Вместо ответа Татьяна жмёт ему руку:

– Молодец. Здорово.

– Не понимаю, как такая безбожница, как ты, может восхищаться скульптурой распятого Христа! – восклицаю я, но это говорит во мне ревность к чужому успеху.

– Я же восхищалась скульптурой, а не прототипом, – спокойно парирует Татьяна.

– Вот именно! – хватается за идею Панк Петров. – Искусство вне религии и вне политики!

Татьяна кивает.

– Не совсем так, конечно, но близко.

– А по-моему, совсем не так! – не сдаюсь я. – Искусство запросто может быть инструментом как политики, так и религии. Примеров этому масса, и один из них мы только что видели.

Лицо Панка Петрова натурально каменеет.

– У меня хотя бы искусство, – язвит он, – не то, что у некоторых…

Я закипаю:

– Знаешь, это ещё большой вопрос, является ли то, что ты высек из какого-то серого камня на церковные деньги, искусством!

– Ну, хватит! – встревает между нами Татьяна. – Ещё подеритесь мне тут!

Расходимся. Но о примирении говорить пока рано.

Мне не нравится настрой друга, но, более того, мой собственный. И откуда вообще берётся во мне это, порождающее ругань топливо!

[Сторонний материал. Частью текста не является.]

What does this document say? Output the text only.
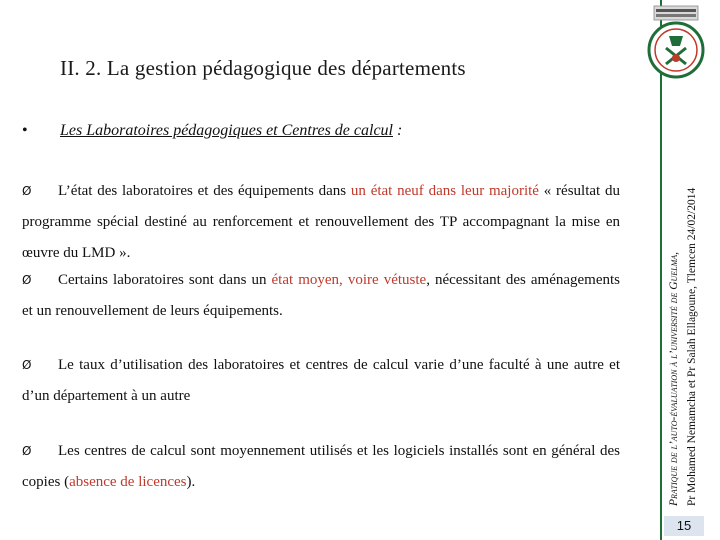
II. 2. La gestion pédagogique des départements
• Les Laboratoires pédagogiques et Centres de calcul :
Ø L’état des laboratoires et des équipements dans un état neuf dans leur majorité « résultat du programme spécial destiné au renforcement et renouvellement des TP accompagnant la mise en œuvre du LMD ».
Ø Certains laboratoires sont dans un état moyen, voire vétuste, nécessitant des aménagements et un renouvellement de leurs équipements.
Ø Le taux d’utilisation des laboratoires et centres de calcul varie d’une faculté à une autre et d’un département à un autre
Ø Les centres de calcul sont moyennement utilisés et les logiciels installés sont en général des copies (absence de licences).	Pratique de l’auto-évaluation à l’université de Guelma, Pr Mohamed Nemamcha et Pr Salah Ellagoune, Tlemcen 24/02/2014
15
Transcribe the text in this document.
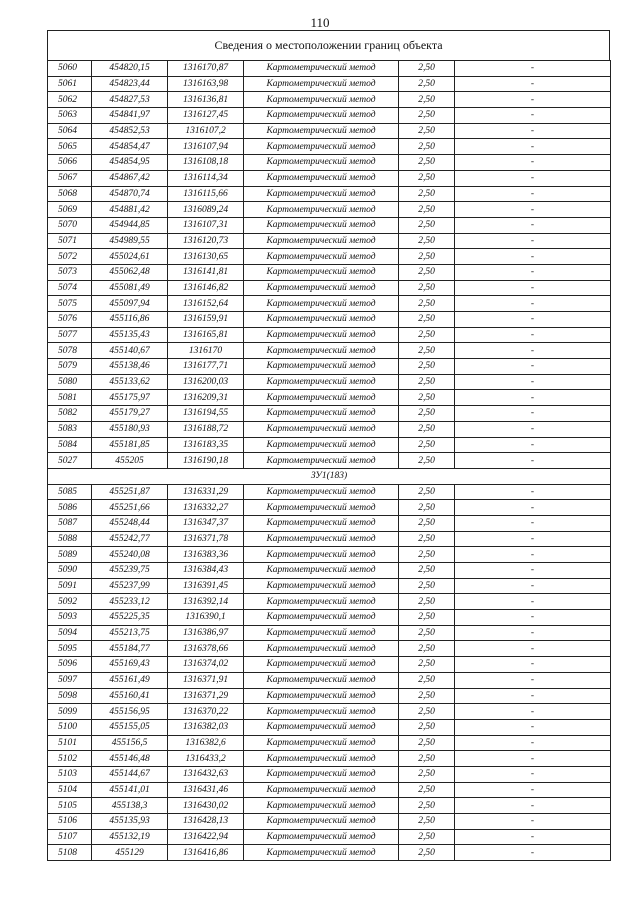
110
Сведения о местоположении границ объекта
5060	454820,15	1316170,87	Картометрический метод	2,50	-
5061	454823,44	1316163,98	Картометрический метод	2,50	-
5062	454827,53	1316136,81	Картометрический метод	2,50	-
5063	454841,97	1316127,45	Картометрический метод	2,50	-
5064	454852,53	1316107,2	Картометрический метод	2,50	-
5065	454854,47	1316107,94	Картометрический метод	2,50	-
5066	454854,95	1316108,18	Картометрический метод	2,50	-
5067	454867,42	1316114,34	Картометрический метод	2,50	-
5068	454870,74	1316115,66	Картометрический метод	2,50	-
5069	454881,42	1316089,24	Картометрический метод	2,50	-
5070	454944,85	1316107,31	Картометрический метод	2,50	-
5071	454989,55	1316120,73	Картометрический метод	2,50	-
5072	455024,61	1316130,65	Картометрический метод	2,50	-
5073	455062,48	1316141,81	Картометрический метод	2,50	-
5074	455081,49	1316146,82	Картометрический метод	2,50	-
5075	455097,94	1316152,64	Картометрический метод	2,50	-
5076	455116,86	1316159,91	Картометрический метод	2,50	-
5077	455135,43	1316165,81	Картометрический метод	2,50	-
5078	455140,67	1316170	Картометрический метод	2,50	-
5079	455138,46	1316177,71	Картометрический метод	2,50	-
5080	455133,62	1316200,03	Картометрический метод	2,50	-
5081	455175,97	1316209,31	Картометрический метод	2,50	-
5082	455179,27	1316194,55	Картометрический метод	2,50	-
5083	455180,93	1316188,72	Картометрический метод	2,50	-
5084	455181,85	1316183,35	Картометрический метод	2,50	-
5027	455205	1316190,18	Картометрический метод	2,50	-
ЗУ1(183)					
5085	455251,87	1316331,29	Картометрический метод	2,50	-
5086	455251,66	1316332,27	Картометрический метод	2,50	-
5087	455248,44	1316347,37	Картометрический метод	2,50	-
5088	455242,77	1316371,78	Картометрический метод	2,50	-
5089	455240,08	1316383,36	Картометрический метод	2,50	-
5090	455239,75	1316384,43	Картометрический метод	2,50	-
5091	455237,99	1316391,45	Картометрический метод	2,50	-
5092	455233,12	1316392,14	Картометрический метод	2,50	-
5093	455225,35	1316390,1	Картометрический метод	2,50	-
5094	455213,75	1316386,97	Картометрический метод	2,50	-
5095	455184,77	1316378,66	Картометрический метод	2,50	-
5096	455169,43	1316374,02	Картометрический метод	2,50	-
5097	455161,49	1316371,91	Картометрический метод	2,50	-
5098	455160,41	1316371,29	Картометрический метод	2,50	-
5099	455156,95	1316370,22	Картометрический метод	2,50	-
5100	455155,05	1316382,03	Картометрический метод	2,50	-
5101	455156,5	1316382,6	Картометрический метод	2,50	-
5102	455146,48	1316433,2	Картометрический метод	2,50	-
5103	455144,67	1316432,63	Картометрический метод	2,50	-
5104	455141,01	1316431,46	Картометрический метод	2,50	-
5105	455138,3	1316430,02	Картометрический метод	2,50	-
5106	455135,93	1316428,13	Картометрический метод	2,50	-
5107	455132,19	1316422,94	Картометрический метод	2,50	-
5108	455129	1316416,86	Картометрический метод	2,50	-
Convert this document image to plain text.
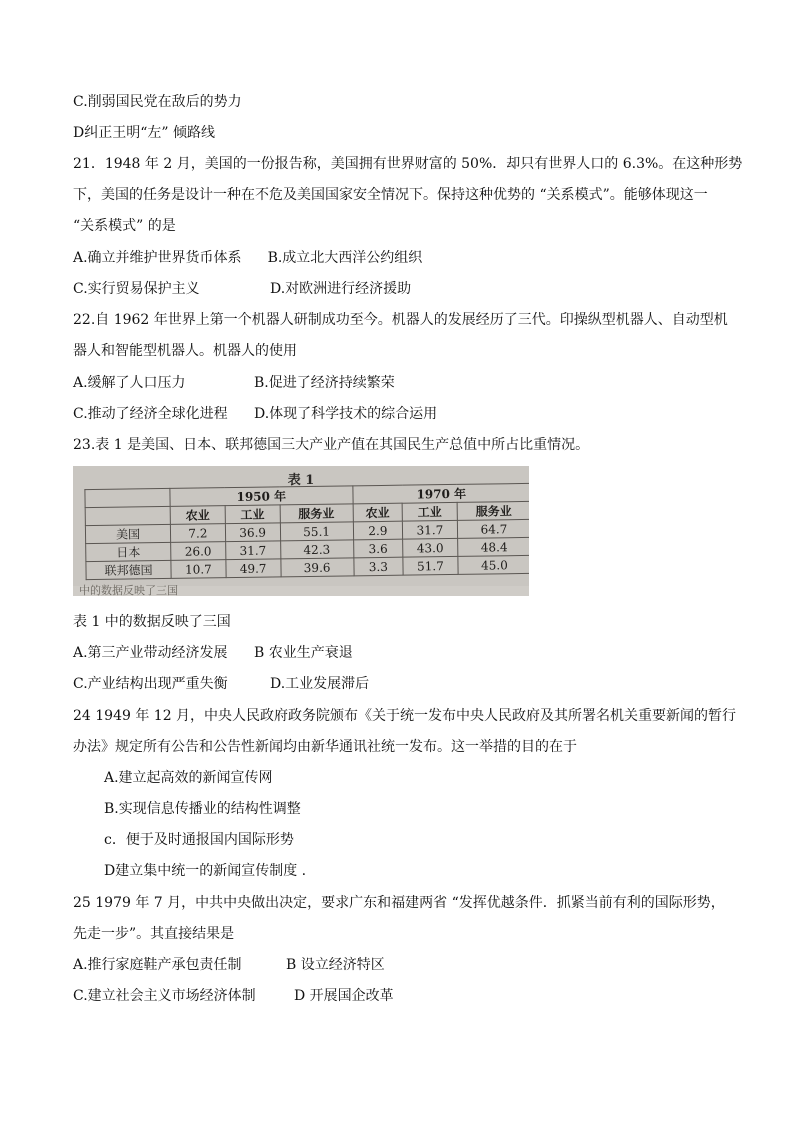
C.削弱国民党在敌后的势力
D纠正王明“左” 倾路线
21．1948 年 2 月，美国的一份报告称，美国拥有世界财富的 50%．却只有世界人口的 6.3%。在这种形势
下，美国的任务是设计一种在不危及美国国家安全情况下。保持这种优势的 “关系模式”。能够体现这一
“关系模式” 的是
A.确立并维护世界货币体系 B.成立北大西洋公约组织
C.实行贸易保护主义	D.对欧洲进行经济援助
22.自 1962 年世界上第一个机器人研制成功至今。机器人的发展经历了三代。印操纵型机器人、自动型机
器人和智能型机器人。机器人的使用
A.缓解了人口压力	B.促进了经济持续繁荣
C.推动了经济全球化进程 D.体现了科学技术的综合运用
23.表 1 是美国、日本、联邦德国三大产业产值在其国民生产总值中所占比重情况。
表 1
	1950 年			1970 年		
	农业	工业	服务业	农业	工业	服务业
美国	7.2	36.9	55.1	2.9	31.7	64.7
日本	26.0	31.7	42.3	3.6	43.0	48.4
联邦德国	10.7	49.7	39.6	3.3	51.7	45.0
中的数据反映了三国
表 1 中的数据反映了三国
A.第三产业带动经济发展 B 农业生产衰退
C.产业结构出现严重失衡	D.工业发展滞后
24 1949 年 12 月，中央人民政府政务院颁布《关于统一发布中央人民政府及其所署名机关重要新闻的暂行
办法》规定所有公告和公告性新闻均由新华通讯社统一发布。这一举措的目的在于
A.建立起高效的新闻宣传网
B.实现信息传播业的结构性调整
c．便于及时通报国内国际形势
D建立集中统一的新闻宣传制度 .
25 1979 年 7 月，中共中央做出决定，要求广东和福建两省 “发挥优越条件．抓紧当前有利的国际形势，
先走一步”。其直接结果是
A.推行家庭鞋产承包责任制	B 设立经济特区
C.建立社会主义市场经济体制	D 开展国企改革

Татьяна, кажется, всё понимает и вызывает огонь на себя:

– Знаешь, мы сейчас при всём желании не сможем сказать, что является искусством, а что нет, – говорит она Олегу, который сосредоточенно кусает губу и щурит левый глаз. – Ответ на этот вопрос может дать только время. Возьмём, например, кино. Сегодня фильм популярный, а завтра его уже никто не помнит; на другой же сейчас никто не ходит, но через несколько лет его назовут классикой и включат в золотой фонд кинематографа. Время – самый объективный судья.